While it’s true that PiS plays a form of political hardball, the rhetoric is completely mismatched to the reality. Are we really to believe that such an anti-democratic authoritarian regime held a regular, free election in which it lost by just a handful of points? The idea is ridiculous on its face.

But maybe that’s the point. The opposition is not opposed to taking advantage of extra-democratic means to power. This year, the EU withheld from Poland the transfer funds that come as a matter of course to Europe’s poorer countries, saying that Poland was in violation of the “rule of law.” The amount was equivalent to 15 percent of Poland’s GDP. What prompted the EU’s move was a reform instituted by PiS five years ago in fulfillment of a campaign promise.
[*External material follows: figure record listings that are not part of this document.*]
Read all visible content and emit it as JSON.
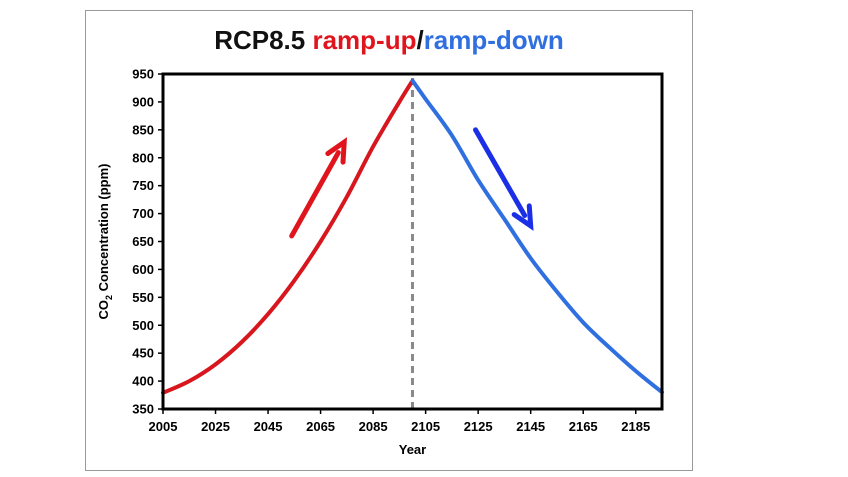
{
  "chart_data": {
    "type": "line",
    "title_parts": [
      {
        "text": "RCP8.5 ",
        "color": "#111111"
      },
      {
        "text": "ramp-up",
        "color": "#e0141c"
      },
      {
        "text": "/",
        "color": "#111111"
      },
      {
        "text": "ramp-down",
        "color": "#2f6fe0"
      }
    ],
    "xlabel": "Year",
    "ylabel_parts": {
      "main": "CO",
      "sub": "2",
      "rest": " Concentration (ppm)"
    },
    "xlim": [
      2005,
      2195
    ],
    "ylim": [
      350,
      950
    ],
    "x_ticks": [
      2005,
      2025,
      2045,
      2065,
      2085,
      2105,
      2125,
      2145,
      2165,
      2185
    ],
    "y_ticks": [
      350,
      400,
      450,
      500,
      550,
      600,
      650,
      700,
      750,
      800,
      850,
      900,
      950
    ],
    "peak_line": {
      "x": 2100,
      "color": "#8a8a8a",
      "style": "dashed"
    },
    "series": [
      {
        "color": "#d8161e",
        "x": [
          2005,
          2015,
          2025,
          2035,
          2045,
          2055,
          2065,
          2075,
          2085,
          2095,
          2100
        ],
        "y": [
          379,
          400,
          430,
          470,
          520,
          580,
          650,
          730,
          820,
          900,
          938
        ]
      },
      {
        "color": "#2f6fe0",
        "x": [
          2100,
          2105,
          2115,
          2125,
          2135,
          2145,
          2155,
          2165,
          2175,
          2185,
          2195
        ],
        "y": [
          938,
          905,
          840,
          760,
          690,
          620,
          560,
          505,
          460,
          418,
          380
        ]
      }
    ],
    "arrows": [
      {
        "direction": "up",
        "color": "#e0141c",
        "from": [
          2054,
          660
        ],
        "to": [
          2074,
          828
        ]
      },
      {
        "direction": "down",
        "color": "#1a2fe6",
        "from": [
          2124,
          850
        ],
        "to": [
          2145,
          678
        ]
      }
    ],
    "grid": false,
    "legend": "none"
  }
}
The reform would allow elected politicians to select judges rather than having a judiciary select its own members. In other words, the judiciary would no longer be the preserve of a self-perpetuating professional class but indirectly subject to democratic rule, as is the case in the United States and many other free countries. There is nothing in the treaties governing the European Union that defines what having “the rule of law” means. In fact, the “rule of law” is just listed in the 2007 Lisbon Treaty article 1 as one of Europe’s “values” like “human dignity” and “equality.” These same treaties that govern the European Union are quite explicit that composition and powers of a judicial system belong to those of member states.

Well, they did, until they didn’t. Now that Tusk’s side has won, expect those billions to shake loose from Brussels.

As the opposition now comes into power, members’ rhetoric and tactics strongly suggest they are obliging themselves to do what they accused PiS of doing: treating opposition as criminal or treasonous, and using whatever means necessary to prevent their opposition from ever taking power again. After all, democracy is at stake. Once the rhetoric gets to this level, it’s hard to come back.

As in Hungary, and in Israel recently, the people who claim they are defending democracy are really trying to defend liberal hegemony over the sense-making and power-holding institutions in national life that act as a powerful check on normal conservative governance in a democracy.

Rebuilding this monopoly has been a major political motivator in America, too. It informs the extraordinary legal theories being used to try Donald Trump. It explains the coordination of the intelligence agencies with social media to suppress “misinformation” — which just so happens to be anything that would be embarrassing to progressive technocrats.

From one perspective, Joe Biden should just be a normal failing president. The timing of inflation and the international breakdowns that give voters anxiety would normally take out the incumbent holding the White House. But here, as in Poland, the well is already poisoned.